Lafçı şunları söylemiş oldu: “Daha evvel söylenen senaryo şuydu: Seçim daha sonrasında iktidar değişecek. Yabancıya cazip gelecek Türkiye, hukuk devleti prensiplerinin de öne çıkmasıyla yatırım alacak fikri ve seçim öncesinde de borsaya birileri gelecek… Fakat seçime daha epeyce var. İkincisi de seçime gidişimiz de dikensiz gül bahçesi olmayacak üzere görünüyor. O bu yüzden bu senaryo ne kadar gerçek not etmek lazım.”
‘niçin kamu bankalarına?’
Lafçı şu biçimde devam etti: “Belli kesimlerde ağırlaşma var. Burada da en dikkat çeken kamu bankaları. Halkbank ve Vakıfbank tarihlerinde görmedikleri kadar üst üste tavan süreç görüyorlar. Bugün de tavan Halkbank. Bunların niye kamu bankalarına geldiklerini de sorgulamak lazım. ‘Türkiye’de bankalar ucuz’ denir fakat yabancılar ‘Bankaların ortasında kredilere ait sorunun ne olduğunu bilmiyoruz’ fikrindeydi. Onun için pek buralara teveccüh göstermezlerdi. Bence hala göstermiyorlar.”
‘Bizim anladığımız yolların haricinde paralar…’

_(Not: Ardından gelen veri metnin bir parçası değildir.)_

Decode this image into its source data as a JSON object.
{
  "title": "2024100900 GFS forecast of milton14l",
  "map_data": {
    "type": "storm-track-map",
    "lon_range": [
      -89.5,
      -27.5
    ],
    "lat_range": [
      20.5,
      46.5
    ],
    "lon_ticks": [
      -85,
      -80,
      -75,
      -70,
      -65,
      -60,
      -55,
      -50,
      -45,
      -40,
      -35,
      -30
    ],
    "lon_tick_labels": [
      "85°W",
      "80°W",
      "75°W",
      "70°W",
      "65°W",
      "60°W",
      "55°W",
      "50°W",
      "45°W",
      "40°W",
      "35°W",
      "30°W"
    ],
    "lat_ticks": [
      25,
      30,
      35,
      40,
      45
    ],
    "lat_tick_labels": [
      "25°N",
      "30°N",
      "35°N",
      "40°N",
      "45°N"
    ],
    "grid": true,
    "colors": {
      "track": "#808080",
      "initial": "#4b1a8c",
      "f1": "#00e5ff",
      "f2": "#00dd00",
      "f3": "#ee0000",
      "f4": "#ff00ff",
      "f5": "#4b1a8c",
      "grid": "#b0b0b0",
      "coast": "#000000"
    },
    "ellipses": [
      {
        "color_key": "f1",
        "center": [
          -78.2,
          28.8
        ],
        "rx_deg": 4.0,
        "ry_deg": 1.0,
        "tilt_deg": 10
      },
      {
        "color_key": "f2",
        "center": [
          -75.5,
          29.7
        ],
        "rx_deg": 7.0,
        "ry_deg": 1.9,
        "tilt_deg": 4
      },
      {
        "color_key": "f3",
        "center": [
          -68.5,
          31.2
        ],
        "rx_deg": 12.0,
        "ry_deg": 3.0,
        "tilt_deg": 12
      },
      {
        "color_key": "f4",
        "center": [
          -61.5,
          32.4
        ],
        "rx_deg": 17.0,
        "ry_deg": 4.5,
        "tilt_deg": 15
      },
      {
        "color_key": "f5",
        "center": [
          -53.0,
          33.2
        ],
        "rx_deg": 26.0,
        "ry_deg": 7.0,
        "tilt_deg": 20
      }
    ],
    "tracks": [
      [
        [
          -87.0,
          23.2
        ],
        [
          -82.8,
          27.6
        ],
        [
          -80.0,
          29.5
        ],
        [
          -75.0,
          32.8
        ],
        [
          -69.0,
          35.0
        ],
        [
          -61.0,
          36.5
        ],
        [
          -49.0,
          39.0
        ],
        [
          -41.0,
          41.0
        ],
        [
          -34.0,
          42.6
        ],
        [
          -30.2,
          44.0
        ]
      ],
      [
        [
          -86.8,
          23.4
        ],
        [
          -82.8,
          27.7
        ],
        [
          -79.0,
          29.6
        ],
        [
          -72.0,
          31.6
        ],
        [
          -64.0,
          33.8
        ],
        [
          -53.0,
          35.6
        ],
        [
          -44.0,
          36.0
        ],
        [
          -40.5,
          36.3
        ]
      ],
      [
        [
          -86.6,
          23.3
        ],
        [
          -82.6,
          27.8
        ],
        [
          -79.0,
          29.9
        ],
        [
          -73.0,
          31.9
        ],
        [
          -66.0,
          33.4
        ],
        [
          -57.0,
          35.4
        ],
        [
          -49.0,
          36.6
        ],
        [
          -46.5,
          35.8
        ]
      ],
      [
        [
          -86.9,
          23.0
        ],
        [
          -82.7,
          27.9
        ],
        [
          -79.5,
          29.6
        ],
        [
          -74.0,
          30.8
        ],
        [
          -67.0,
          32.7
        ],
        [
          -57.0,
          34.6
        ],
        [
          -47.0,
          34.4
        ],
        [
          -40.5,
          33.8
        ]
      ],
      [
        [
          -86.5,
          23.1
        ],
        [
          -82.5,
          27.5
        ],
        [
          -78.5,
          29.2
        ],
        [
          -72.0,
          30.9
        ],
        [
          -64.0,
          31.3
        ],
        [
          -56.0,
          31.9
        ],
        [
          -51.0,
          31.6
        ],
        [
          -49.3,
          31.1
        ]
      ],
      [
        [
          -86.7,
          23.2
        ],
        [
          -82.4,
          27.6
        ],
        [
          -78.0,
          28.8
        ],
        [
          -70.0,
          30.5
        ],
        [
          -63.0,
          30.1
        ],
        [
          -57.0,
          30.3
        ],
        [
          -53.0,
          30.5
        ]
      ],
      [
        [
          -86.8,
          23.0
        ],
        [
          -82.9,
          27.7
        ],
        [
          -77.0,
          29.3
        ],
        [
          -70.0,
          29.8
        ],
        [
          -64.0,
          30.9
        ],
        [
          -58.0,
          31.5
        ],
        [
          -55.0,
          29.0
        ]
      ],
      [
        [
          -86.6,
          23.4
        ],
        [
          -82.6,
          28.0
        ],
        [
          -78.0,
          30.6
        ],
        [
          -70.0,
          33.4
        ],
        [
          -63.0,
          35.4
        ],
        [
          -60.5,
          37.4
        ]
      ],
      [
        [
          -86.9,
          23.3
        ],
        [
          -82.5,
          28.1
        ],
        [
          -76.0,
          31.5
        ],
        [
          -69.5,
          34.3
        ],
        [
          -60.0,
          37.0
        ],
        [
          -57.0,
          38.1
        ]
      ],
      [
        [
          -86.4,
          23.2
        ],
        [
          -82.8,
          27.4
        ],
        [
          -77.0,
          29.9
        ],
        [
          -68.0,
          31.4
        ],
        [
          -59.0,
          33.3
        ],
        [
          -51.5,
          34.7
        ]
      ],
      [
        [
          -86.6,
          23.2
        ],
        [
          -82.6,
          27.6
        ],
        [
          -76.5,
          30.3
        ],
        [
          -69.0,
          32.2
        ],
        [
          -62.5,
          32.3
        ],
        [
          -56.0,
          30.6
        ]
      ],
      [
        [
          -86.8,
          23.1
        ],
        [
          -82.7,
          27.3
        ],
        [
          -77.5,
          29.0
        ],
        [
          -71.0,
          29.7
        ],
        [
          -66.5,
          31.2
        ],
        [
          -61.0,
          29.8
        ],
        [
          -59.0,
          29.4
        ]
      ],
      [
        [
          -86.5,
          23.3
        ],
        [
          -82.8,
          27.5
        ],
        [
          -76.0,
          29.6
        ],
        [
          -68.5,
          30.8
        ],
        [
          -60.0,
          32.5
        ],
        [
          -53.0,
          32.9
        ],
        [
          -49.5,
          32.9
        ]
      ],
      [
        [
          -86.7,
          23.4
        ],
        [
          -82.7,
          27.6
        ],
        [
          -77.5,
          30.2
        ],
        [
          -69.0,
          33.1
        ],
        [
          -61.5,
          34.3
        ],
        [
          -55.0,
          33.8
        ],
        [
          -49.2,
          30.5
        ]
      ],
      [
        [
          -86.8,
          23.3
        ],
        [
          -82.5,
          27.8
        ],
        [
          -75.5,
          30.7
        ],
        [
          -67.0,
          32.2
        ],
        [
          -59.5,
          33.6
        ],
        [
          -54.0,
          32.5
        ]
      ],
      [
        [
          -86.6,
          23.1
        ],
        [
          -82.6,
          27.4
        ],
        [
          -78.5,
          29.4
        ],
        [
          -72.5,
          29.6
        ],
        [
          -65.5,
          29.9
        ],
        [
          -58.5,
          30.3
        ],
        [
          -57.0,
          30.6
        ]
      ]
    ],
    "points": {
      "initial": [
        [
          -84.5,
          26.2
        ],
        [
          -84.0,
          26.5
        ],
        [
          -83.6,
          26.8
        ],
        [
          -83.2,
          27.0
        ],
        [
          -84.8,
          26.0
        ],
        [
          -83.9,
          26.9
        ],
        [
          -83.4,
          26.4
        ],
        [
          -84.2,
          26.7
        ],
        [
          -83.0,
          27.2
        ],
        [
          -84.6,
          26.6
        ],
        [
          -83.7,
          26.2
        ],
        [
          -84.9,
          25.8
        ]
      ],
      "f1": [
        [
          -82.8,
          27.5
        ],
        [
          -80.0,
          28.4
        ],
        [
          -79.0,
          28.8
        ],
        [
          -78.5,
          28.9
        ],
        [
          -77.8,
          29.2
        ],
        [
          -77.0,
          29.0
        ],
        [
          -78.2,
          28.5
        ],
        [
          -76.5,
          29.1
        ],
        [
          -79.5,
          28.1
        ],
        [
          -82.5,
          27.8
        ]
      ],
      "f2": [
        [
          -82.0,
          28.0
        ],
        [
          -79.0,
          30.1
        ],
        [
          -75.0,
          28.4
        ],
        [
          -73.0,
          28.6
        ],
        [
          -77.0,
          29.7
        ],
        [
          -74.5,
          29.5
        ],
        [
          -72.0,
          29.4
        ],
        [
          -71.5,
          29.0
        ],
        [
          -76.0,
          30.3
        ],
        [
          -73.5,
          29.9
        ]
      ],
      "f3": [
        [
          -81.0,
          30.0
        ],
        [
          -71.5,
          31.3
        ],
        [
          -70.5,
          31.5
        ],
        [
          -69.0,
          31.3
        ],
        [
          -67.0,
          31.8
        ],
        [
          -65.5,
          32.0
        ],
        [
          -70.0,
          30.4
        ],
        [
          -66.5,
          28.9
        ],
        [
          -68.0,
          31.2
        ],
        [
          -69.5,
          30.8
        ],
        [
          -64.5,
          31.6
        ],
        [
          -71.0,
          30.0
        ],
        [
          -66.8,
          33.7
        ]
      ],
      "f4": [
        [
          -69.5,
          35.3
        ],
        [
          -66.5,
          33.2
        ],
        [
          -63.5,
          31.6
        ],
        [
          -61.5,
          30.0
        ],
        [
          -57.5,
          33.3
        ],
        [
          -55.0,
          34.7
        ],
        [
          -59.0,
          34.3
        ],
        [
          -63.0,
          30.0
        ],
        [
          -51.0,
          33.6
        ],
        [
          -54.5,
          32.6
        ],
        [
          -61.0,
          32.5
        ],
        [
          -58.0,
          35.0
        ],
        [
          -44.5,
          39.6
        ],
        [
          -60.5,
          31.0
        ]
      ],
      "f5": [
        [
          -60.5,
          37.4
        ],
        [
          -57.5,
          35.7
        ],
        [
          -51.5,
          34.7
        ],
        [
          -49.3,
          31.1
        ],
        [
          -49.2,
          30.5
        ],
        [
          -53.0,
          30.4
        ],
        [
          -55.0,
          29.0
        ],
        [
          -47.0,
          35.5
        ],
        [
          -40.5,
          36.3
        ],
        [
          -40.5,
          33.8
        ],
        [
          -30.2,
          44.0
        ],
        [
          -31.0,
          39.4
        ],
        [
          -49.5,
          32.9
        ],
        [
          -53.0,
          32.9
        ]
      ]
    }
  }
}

Borsadaki süratli hareketin ‘daha evvel karşılaşmadığımız’ türden olduğu belirten Lafçı, 128 milyar dolar sıkıntısına benzeri bir biçimde ‘farklı’ yollarla gelen paranın borsaya girmiş olabileceğini söylemiş oldu: “Yani bizim anladığımız yolların haricinde paralar gelip de borsaya girmiş olabilir. Bunun ne olduğunu bilmiyorum ben. Daha evvel doları tutmak için 128 milyar dolar harcandığını öğrenmiştik. Artık de benzeri bir biçimde bizim bilmediğimiz yollarla borsaya para giriyor olabilir. Birinci akla gelen de Rusya’dan gelen paralar. Bunun bir kısmı olabilir. Lakin tam bilemiyoruz. Sıhhatsiz üzere görünüyor olmasının niçini alışık olmamamız. Borsanın bu kadar süratli ve dik üst gitmesi bizim daha evvel karşılaşmadığımız cinsten bir hareket. Bu hükümetin bu biçimde bir vakitte bunu gerçekleştirmesi de kıymetli.”
‘Borsaya girin diyorsa bildiği bir şey vardır’
Tek elden ve ‘kumanda’ ekonomisi dönüşmüş bir biçimde yönetilen bir ortamda Bakan Nebati’nin “Borsaya yatırım yapın” ifadesinin sorgulanması gerektiğini belirten Lafçı, “Gönül rahatlığıyla ‘Borsaya girin’ diyorsa onun bildiği bir şey vardır hür piyasa düzeneği haricinde. Borsa üst da gidebilir aşağı da. Aşağı gittiğinde beşerler para kaybederse ne olacak? Bakana, ‘Kardeşim seni dinledik paramız gitti’ diyebilirler haklı olarak.”
“Belli ki bir yerden para bulundu. Bunun da gideceği yer borsa” diyen Lafçı, seçime kadar, bu piyasayı tahkim etmek için bu usul şeylerin devam edeceğini öngördü.